Friday, July 6, 2012

The Carbon Trade Comes to Malawi: What it means for the layman


It’s unprecedented: Malawi is now officially trading in carbon - an arrangement in which big polluters in the developed world are said to be reducing their emissions by funding projects that benefit poor nations who despite polluting less, bear the blunt of the developed countries’ pollution.

The Malawigovernment has just given an approval letter to CarbonSoft Corporation a London based carbon credit aggregator to start distributing solar lamps in Malawi’s rural and unelectrified households.

  “This [distribution of lamps] will enable them to stop burning kerosene, a highly potent greenhouse gas, for light, preventing CO2 emissions. CarbonSoft estimates that over the course of the six-year project, approximately forty-nine thousand tonnes of CO2 will be saved in this way, generating one carbon credit per tonne,” said CarbonSoft in a release published on prweb.com.

The solar light program is at the leading edge of a worldwide movement to reduce the burning of kerosene, key to the objectives of the Rio +20 conference on Sustainable Development, and the International Year of Sustainable Energy For All in 2012.

Shamiso Najira, Chief Environmental Officer and Focal Point for Clean Development Mechanism of the Environmental Affairs Department in the ministry environment and climate change said the approval was only given upon the Malawi government liking the project concept of CarbonSoft.
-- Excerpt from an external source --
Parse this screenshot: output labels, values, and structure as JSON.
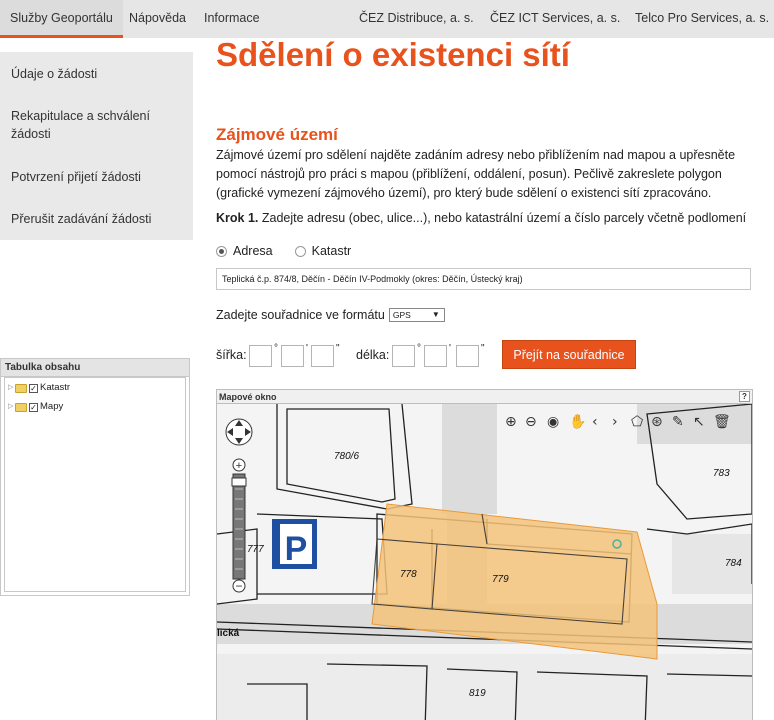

She said the role of the government will be to promote the project and said it would cover the whole country, a move which effectively means that CarbonSoft is aiming at eliminating Kerosene lamps in Malawi.
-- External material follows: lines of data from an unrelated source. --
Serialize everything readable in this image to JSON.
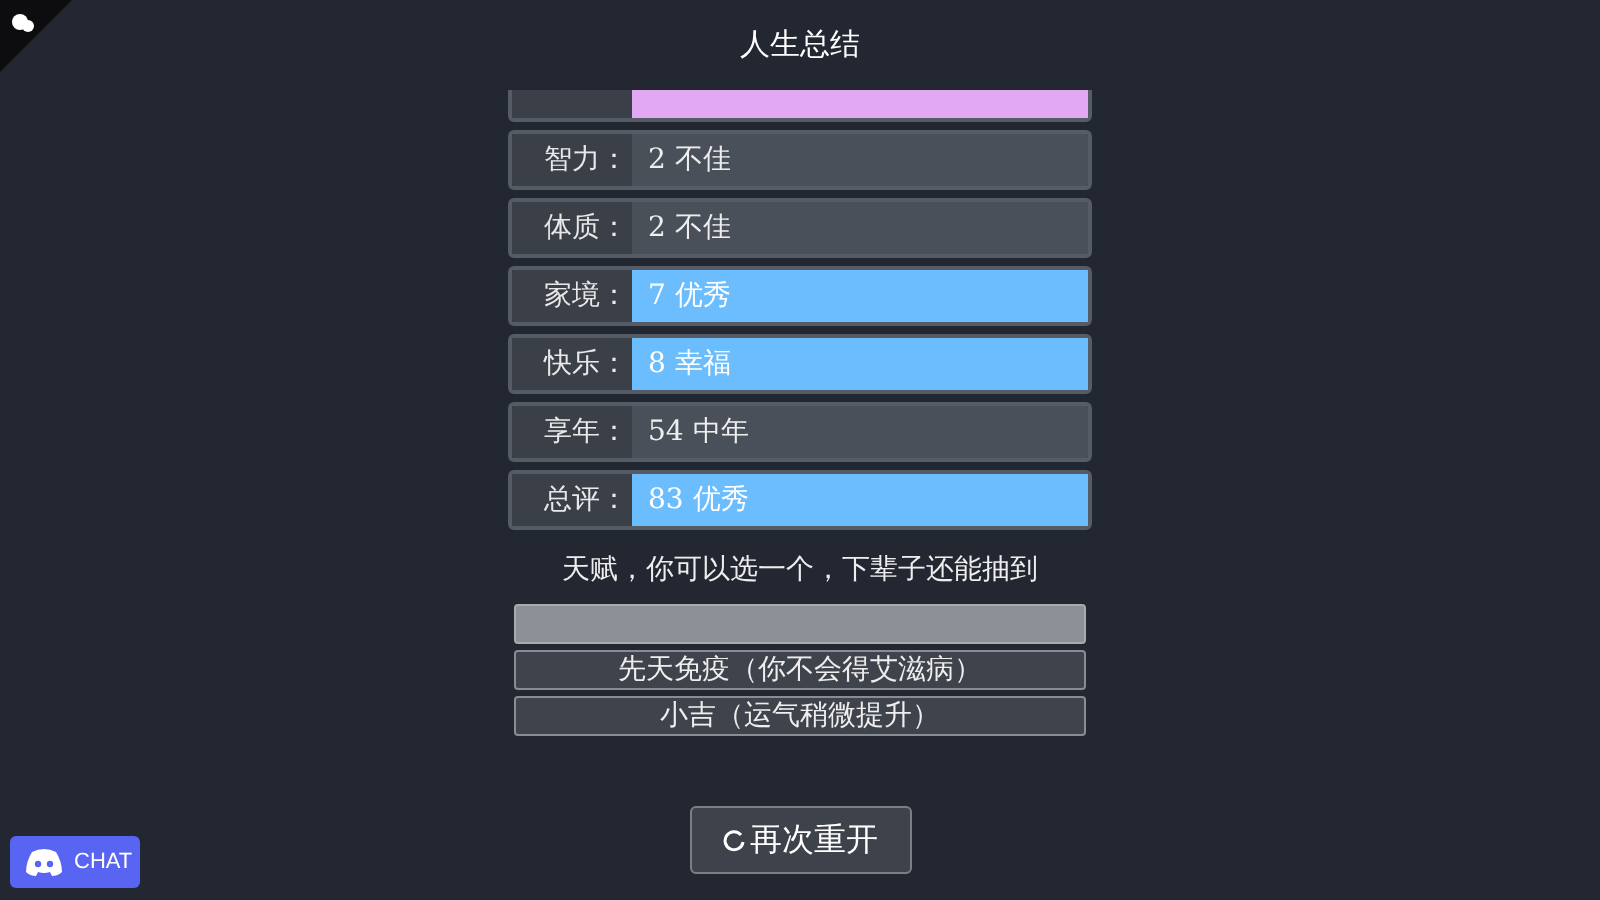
{
  "title": "人生总结",
  "stats": [
    {
      "color": "#e2a8f4"
    },
    {
      "label": "智力：",
      "value": "2 不佳"
    },
    {
      "label": "体质：",
      "value": "2 不佳"
    },
    {
      "label": "家境：",
      "value": "7 优秀",
      "color": "#6cbdfd"
    },
    {
      "label": "快乐：",
      "value": "8 幸福",
      "color": "#6cbdfd"
    },
    {
      "label": "享年：",
      "value": "54 中年"
    },
    {
      "label": "总评：",
      "value": "83 优秀",
      "color": "#6cbdfd"
    }
  ],
  "talent_prompt": "天赋，你可以选一个，下辈子还能抽到",
  "talents": [
    {
      "selected": true
    },
    {
      "label": "先天免疫（你不会得艾滋病）",
      "selected": false
    },
    {
      "label": "小吉（运气稍微提升）",
      "selected": false
    }
  ],
  "restart_button": "再次重开",
  "chat_button": "CHAT"
}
CarbonSoft is a carbon credits aggregator, it funds such projects and sells what ‘carbon credits’ a form of currency. The Collins English Dictionary defines a carbon credit as “a certificate showing that a government or company has paid to have a certain amount of carbon dioxide removed from the environment.” What this means however is that that company or government that has bought the credits maintains their pollution and uses the carbon credits to justify it.

Some people argue that the whole carbon trading  idea only allows rich nations to pollute more and not decrease their emissions because they  hide under the veil of buying carbon credits which are moneys given to a broker who is reducing carbon emissions elsewhere.
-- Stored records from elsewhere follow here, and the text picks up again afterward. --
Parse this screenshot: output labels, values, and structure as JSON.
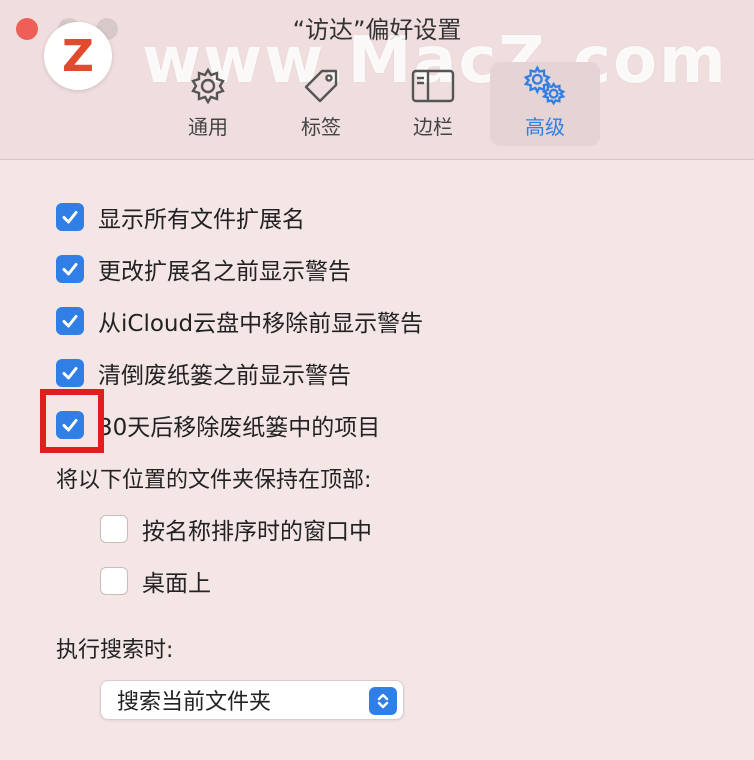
{
  "window": {
    "title": "“访达”偏好设置",
    "watermark": "www.MacZ.com",
    "logo_letter": "Z"
  },
  "tabs": [
    {
      "label": "通用",
      "icon": "gear-icon",
      "active": false
    },
    {
      "label": "标签",
      "icon": "tag-icon",
      "active": false
    },
    {
      "label": "边栏",
      "icon": "sidebar-icon",
      "active": false
    },
    {
      "label": "高级",
      "icon": "gears-icon",
      "active": true
    }
  ],
  "options": [
    {
      "label": "显示所有文件扩展名",
      "checked": true
    },
    {
      "label": "更改扩展名之前显示警告",
      "checked": true
    },
    {
      "label": "从iCloud云盘中移除前显示警告",
      "checked": true
    },
    {
      "label": "清倒废纸篓之前显示警告",
      "checked": true
    },
    {
      "label": "30天后移除废纸篓中的项目",
      "checked": true
    }
  ],
  "keep_folders": {
    "heading": "将以下位置的文件夹保持在顶部:",
    "items": [
      {
        "label": "按名称排序时的窗口中",
        "checked": false
      },
      {
        "label": "桌面上",
        "checked": false
      }
    ]
  },
  "search": {
    "heading": "执行搜索时:",
    "selected": "搜索当前文件夹"
  },
  "colors": {
    "accent": "#2f7fe6",
    "highlight": "#e01e1e"
  }
}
One critic of carbon trading writing in Time Magazine took a swipe at the practice saying: “In other words, the rich reduce their carbon output by not one ounce. But drawing on the hundreds of millions of net worth in the Kodak Theatre, they pull out lunch money to buy ecological indulgences.

“The Clean Development Mechanism (CDM) has been a failure under any metric you look at,” said Oscar Reyes, Associate Fellow, of the Institute for Policy Studies speaking at a press conference arranged by the forestry policy NGO FERN at the UN climate talks in Bonn
Said Reyes: “Its credit price is lower than a snake’s belly and its environmental integrity is about the same – there’s little proof it has produced real, actual, additional emission reductions...”

Will Farmers Like Ngwira really benefit from carbon trading

Shamiso Najira when asked if the project is enough to address the climate change effects was non-committal and said it depends on the ones understanding of the issue.

“It’s up to us as a country, if it contributes to our sustainable development it is fine,” said Najira

Even the civil society is not sure of the carbon trade, William Chadza, Executive Director of the Centre for Environmental Policy and Advocacy (CEPA) said the issue has two faces.

On one hand it is a welcome as it will lead to increased access to sustainable energy; address the challenges of our narrow Energy Policy; provides opportunities for financial gains from carbon markets; and increases Malawi's efforts towards climate change mitigation.

Conversely, there is growing evidence suggesting that most of the carbon trading related interventions have the west as the major beneficiary as these interventions will only lead to perpetuating greenhouse gas emissions.

“As more of these carbon trading related interventions get underway, the more levels of greenhouse gas emissions in the west remain the same. It is like providing permits to pollute. It promotes business as usual approach. In addition, recent figures on prices of carbon per tonne seem unattractive to warrant significant livelihood changes which the proponents seem to be portraying.” Said Chadza

Chadza said there is need to do a good cost-benefit analysis on the issue; meanwhile the rich nations will keep emitting carbon and using their huge profits to buy carbon credits.

It is the likes of Stanley Ngwira a teacher at Thunduti Secondary School at Uliwa in Karonga that will keep suffering.

Early this year rains took a break for almost three weeks when Ngwira’s maize needed it most, the result was almost no yield at all, Ngwira is putting his hopes on the salary he gets from his job as a teacher and even then, his year looks bleak and there are far more people like Ngwira many who do not have a salary.

For Ngwira, the solar lamp he is likely to receive from CarbonSoft will just be used at night but the gruesome effects of erratic weather likely to be the result of climate change may haunt him for a long time.